There's a lovely bit of Breughel on the label of these two, illustrations from his Flemish Proverbs series. "Pillar-biter" is, apparently, an old Flemish expression meaning hypocrite and here we see one such, literally chomping on a post.
Pilaarbijter Blond is already not doing what it said it would, being much more of a red-gold than a blonde. Even pouring 33cl into a roomy Duvel glass took three attempts, so busy is the fizz here. Though bottle conditioned, a year or so of refrigeration left me with a perfectly haze-free bowl. There's nothing too exciting about the aroma: lots of heavy bread and a touch of spicing. The texture is thick and warming, unusual for an 8.5% ABV Belgian blonde: they tend to wear their strength quite lightly. The flavour professes lemon, cinnamon and dark honey. It's a long time since I last ate a Locket throat sweet but I seem to remember them tasting something like this. The unctuous throat-coating quality enhances the effect. I rather like this. Just when I thought the floral hop-forward Belgian blondes were the best sort, something like this comes along.
There's a similar amount of fizz in Pilaarbijter Bruin, though the bubbles are finer, sitting off-white atop a chestnut-red body.
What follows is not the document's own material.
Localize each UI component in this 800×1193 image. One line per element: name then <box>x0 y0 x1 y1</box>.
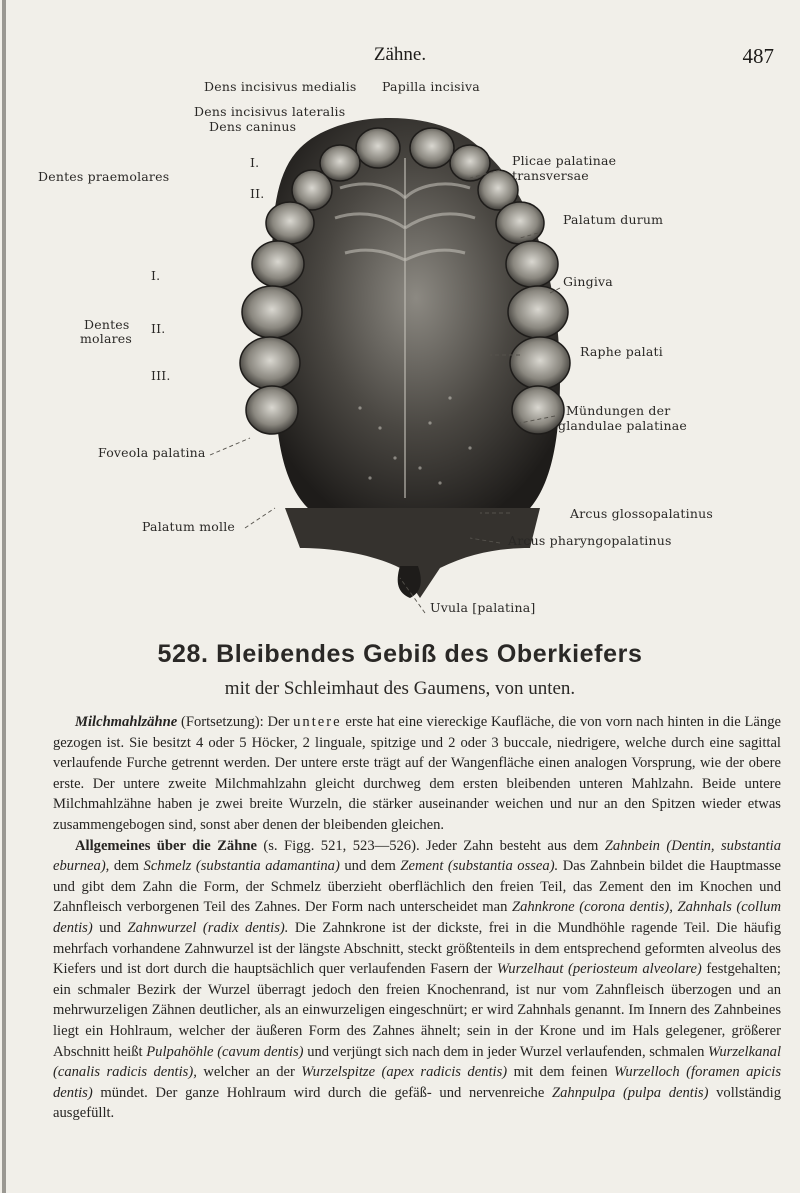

This is a mere 6.5% ABV but first impressions are that it's very similar to the blonde, showing the same sort of spiced grain aroma. It's a lesser beer on tasting, however. Rather thinly textured and though there's the caramel and light chocolate that any fan of a Belgian brown would be seeking, it lacks complexity. So low-key is the spicing that it could even pass for something dark and Bavarian; a clean dunkel lager or similar. Not exactly a damning indictment of any beer, that, but if you're looking for Belgian warmth it's best to apply to the blonde.
Both beers, incidentally, are from the Bravik brewery in West Flanders: the opposite side from Breughel country, but we won't point fingers.